It seems too early. It's only late July after all. But the time seems right. I've remarked before that I am thankful to know signs of life even when they are barely visible. I consider it a gift. And now, standing in the midst of my garden, among the lush, green tomato plants I recognize there is also a gift in knowing signs of death. Of end. Of knowing the time has come to pull the tomato plants from my garden, and to call the season done. Even if I'm not ready, it is time. And there can be rejoicing and thanksgiving even as the seemingly vibrant plants are pulled up by the roots.
There still hangs tiny fruit on the plants. Seems hopeful. But, I've watched these fruit grow grotesque simply by not becoming what they are meant to be ... growing not in size but in hardness, never ripening.

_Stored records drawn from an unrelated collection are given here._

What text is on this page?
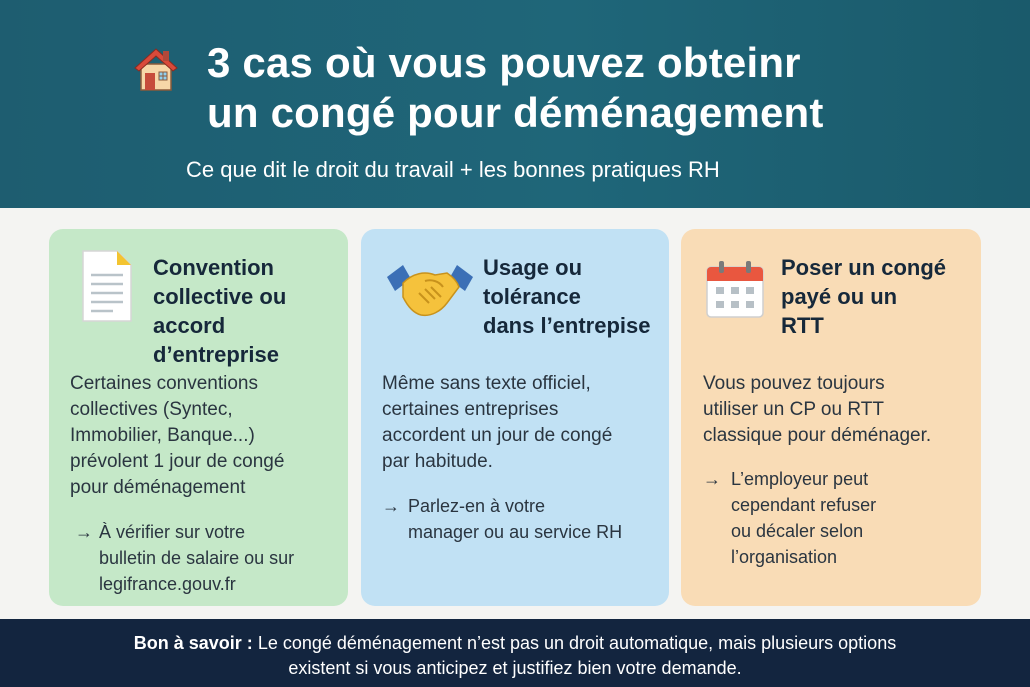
3 cas où vous pouvez obteinr
un congé pour déménagement
Ce que dit le droit du travail + les bonnes pratiques RH
Convention
collective ou
accord
d’entreprise
Certaines conventions
collectives (Syntec,
Immobilier, Banque...)
prévolent 1 jour de congé
pour déménagement
→ À vérifier sur votre
bulletin de salaire ou sur
legifrance.gouv.fr
Usage ou
tolérance
dans l’entrepise
Même sans texte officiel,
certaines entreprises
accordent un jour de congé
par habitude.
→ Parlez-en à votre
manager ou au service RH
Poser un congé
payé ou un
RTT
Vous pouvez toujours
utiliser un CP ou RTT
classique pour déménager.
→ L’employeur peut
cependant refuser
ou décaler selon
l’organisation
Bon à savoir : Le congé déménagement n’est pas un droit automatique, mais plusieurs options
existent si vous anticipez et justifiez bien votre demande.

The plants on the other hand, would easily fool a passerby. Mighty plants they are, standing head and shoulders above me. They look productive, as though a bounty of fruit should be released daily. But, sadly, what they do instead is absorb all the nutrients of the soil for themselves. Whether the plants themselves actually have what they need to do so or not, they are not passing the necessary ingredients for life to their fruit. By making a canopy of shade that is beautiful and beckoning to onlooker, it appears the plants have denied the life sustaining elements that would be the fruit's.
As I do when watching for signs of life, I've watched this phenomenon of stagnation in the garden. Every morning and evening I've headed to the backyard with great hope of the turn where I'd see some withering of the plants and some growth and ripening of the fruit. But, no, and there on the day in late July, I knew the truth. And I also understood better the fig plant that did not bear, and the withered branches that were pruned so that the remaining vine could be strong and healthy and produce fruit.
Even in this great disappointment of knowing there shall be no tomatoes, I feel peace. There is peace in the garden, because things are as they should be, even when my hopes are disappearing and my plans are failing. There is a rightness to doing what's hard when the time is right. There is peace in knowing, in watching the cycles and knowing the process. Knowing gives a peace about decisions and direction. Knowing gives a confidence and understanding beyond our own.
I have learned to say that in making decisions, I do what gives me the greatest sense of peace. Because what brings peace is right.